The government's financial adviser wanted an ongoing role in the use of the macro-prudential tools because the Crown could be at risk of any "large externalities arising from failure to mitigate system risk" and that any future tools could involve taxes or other regulatory levers, Treasury officials Renee Philip and Vinny Nagaraj said in a draft background paper in July last year.
The officials said some ministers had expressed concerns about how the tools would be used, and what checks and balances the government would have available to it, the report said.
While not wanting to impose on the Reserve Bank's turf, the officials recommended a policy agreement between the central bank governor and Minister of Finance to make a direct line of accountability.
They also wanted to establish a joint information committee which would let the Treasury and Reserve Bank talk regularly about the tools. The report said there were differing opinions on how much involvement the Treasury should have, which officials thought would be mitigated by the joint committee.
A third recommendation was withheld, citing the convention to protect confidential advice between ministers and officials.
The advice was ultimately ignored, with Finance Minister Bill English siding with the Reserve Bank's preference of signing a memorandum of understanding between the governor and minister that leaves the central bank to make a policy decision independently, though keeping the Beehive and Treasury abreast of what's going on.
The agreement was signed off for the May 16 budget, granting governor Graeme Wheeler the ability to require lenders to hold more capital on their balance sheets against certain assets, or restrict the level of low-equity home loans.
The final copy was largely the same as a draft from the central bank in December, dropping a sub-clause on potential restrictions of high loan-to-value ratio lending to let the bank set capital requirements for housing loans according to LVRs.
It also tweaked a line on the operation of the instruments to say "Macro-prudential instruments do not replace conventional prudential regulation but may be used from time to time to help manage the risks associated with the credit cycle."

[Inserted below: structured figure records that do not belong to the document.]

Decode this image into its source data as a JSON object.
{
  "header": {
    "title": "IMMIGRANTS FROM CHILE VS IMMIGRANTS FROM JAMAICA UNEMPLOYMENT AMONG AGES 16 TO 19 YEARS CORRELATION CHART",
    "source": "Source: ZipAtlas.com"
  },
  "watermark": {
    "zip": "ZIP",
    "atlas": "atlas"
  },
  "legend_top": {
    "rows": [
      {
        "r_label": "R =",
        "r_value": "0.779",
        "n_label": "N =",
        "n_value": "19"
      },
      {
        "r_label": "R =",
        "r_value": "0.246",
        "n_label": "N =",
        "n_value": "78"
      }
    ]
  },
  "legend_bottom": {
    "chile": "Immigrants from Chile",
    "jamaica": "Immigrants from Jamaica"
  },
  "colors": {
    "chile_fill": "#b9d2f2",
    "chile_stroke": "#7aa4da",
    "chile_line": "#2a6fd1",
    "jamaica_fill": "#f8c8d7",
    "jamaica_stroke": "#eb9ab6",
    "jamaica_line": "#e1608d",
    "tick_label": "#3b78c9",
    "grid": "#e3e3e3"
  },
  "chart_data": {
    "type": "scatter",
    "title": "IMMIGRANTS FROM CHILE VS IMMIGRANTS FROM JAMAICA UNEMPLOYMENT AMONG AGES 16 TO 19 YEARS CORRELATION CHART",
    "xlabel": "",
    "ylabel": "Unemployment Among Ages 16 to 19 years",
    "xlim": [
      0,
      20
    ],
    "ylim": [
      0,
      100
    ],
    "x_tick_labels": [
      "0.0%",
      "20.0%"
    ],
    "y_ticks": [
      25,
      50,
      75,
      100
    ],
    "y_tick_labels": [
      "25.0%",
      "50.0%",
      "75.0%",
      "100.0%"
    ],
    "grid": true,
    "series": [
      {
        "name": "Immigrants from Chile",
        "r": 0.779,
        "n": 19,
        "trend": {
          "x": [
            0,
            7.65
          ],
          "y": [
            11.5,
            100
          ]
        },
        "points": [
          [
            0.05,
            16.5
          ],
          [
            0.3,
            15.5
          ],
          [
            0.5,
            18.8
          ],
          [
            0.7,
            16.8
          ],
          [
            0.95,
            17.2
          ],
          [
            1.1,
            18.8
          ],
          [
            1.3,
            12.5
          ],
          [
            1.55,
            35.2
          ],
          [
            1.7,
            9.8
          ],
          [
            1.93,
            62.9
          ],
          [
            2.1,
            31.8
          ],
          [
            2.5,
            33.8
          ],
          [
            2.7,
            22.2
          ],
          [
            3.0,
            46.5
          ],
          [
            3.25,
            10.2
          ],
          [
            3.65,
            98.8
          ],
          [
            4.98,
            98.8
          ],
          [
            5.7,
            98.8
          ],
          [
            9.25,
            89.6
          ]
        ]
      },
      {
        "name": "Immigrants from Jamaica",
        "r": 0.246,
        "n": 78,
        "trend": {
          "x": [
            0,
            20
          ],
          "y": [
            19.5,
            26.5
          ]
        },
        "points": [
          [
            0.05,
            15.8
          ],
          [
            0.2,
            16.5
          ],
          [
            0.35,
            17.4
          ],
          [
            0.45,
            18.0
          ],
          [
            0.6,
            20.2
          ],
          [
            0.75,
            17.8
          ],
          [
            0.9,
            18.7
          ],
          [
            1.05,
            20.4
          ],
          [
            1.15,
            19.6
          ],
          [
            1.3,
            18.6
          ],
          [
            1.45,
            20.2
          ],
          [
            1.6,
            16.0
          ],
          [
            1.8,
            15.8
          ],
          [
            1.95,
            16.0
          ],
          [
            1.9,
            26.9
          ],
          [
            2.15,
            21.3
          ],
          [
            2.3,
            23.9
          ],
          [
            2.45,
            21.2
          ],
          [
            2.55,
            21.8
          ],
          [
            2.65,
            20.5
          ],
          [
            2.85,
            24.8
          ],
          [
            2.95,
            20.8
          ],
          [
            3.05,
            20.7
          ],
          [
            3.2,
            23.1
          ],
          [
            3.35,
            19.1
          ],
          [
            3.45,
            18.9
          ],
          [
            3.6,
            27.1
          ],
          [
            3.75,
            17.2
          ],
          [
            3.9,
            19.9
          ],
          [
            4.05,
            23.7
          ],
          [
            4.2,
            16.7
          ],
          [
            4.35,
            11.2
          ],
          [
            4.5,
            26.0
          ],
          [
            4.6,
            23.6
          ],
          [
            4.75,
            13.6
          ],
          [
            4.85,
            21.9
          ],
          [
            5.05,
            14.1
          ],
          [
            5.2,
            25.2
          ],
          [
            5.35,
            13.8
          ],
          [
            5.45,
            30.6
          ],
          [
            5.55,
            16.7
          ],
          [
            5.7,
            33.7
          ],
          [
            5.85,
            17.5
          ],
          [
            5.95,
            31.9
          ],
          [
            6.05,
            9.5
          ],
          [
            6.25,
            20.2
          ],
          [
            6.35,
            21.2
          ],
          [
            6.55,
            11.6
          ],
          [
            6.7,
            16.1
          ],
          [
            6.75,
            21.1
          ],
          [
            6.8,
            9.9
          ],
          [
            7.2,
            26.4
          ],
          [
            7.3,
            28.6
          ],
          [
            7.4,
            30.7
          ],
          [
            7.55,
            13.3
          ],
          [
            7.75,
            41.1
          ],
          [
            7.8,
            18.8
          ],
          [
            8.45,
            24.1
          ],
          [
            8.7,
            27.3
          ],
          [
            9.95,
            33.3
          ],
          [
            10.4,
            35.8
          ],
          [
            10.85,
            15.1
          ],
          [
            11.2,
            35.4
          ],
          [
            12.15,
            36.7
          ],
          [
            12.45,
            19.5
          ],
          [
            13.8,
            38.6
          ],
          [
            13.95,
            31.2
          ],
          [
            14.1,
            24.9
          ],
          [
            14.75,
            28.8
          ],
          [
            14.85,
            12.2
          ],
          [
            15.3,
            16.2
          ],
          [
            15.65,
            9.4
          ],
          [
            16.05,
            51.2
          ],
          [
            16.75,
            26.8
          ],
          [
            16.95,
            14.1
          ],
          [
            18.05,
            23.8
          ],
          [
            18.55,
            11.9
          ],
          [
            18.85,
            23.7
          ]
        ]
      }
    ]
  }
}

The central bank originally said "Macro-prudential instruments are however expected to be used infrequently, and typically for large credit and asset price cycles."
The Treasury's final advice to the minister on May 7 this year said the MoU "would be in the spirit" of the desired goals to keep central bank independence, without losing appropriate oversight.
The department said measuring the success of the tools will be difficult, and there might be "some merit in looking at whether the single decision making framework is most suitable in this context."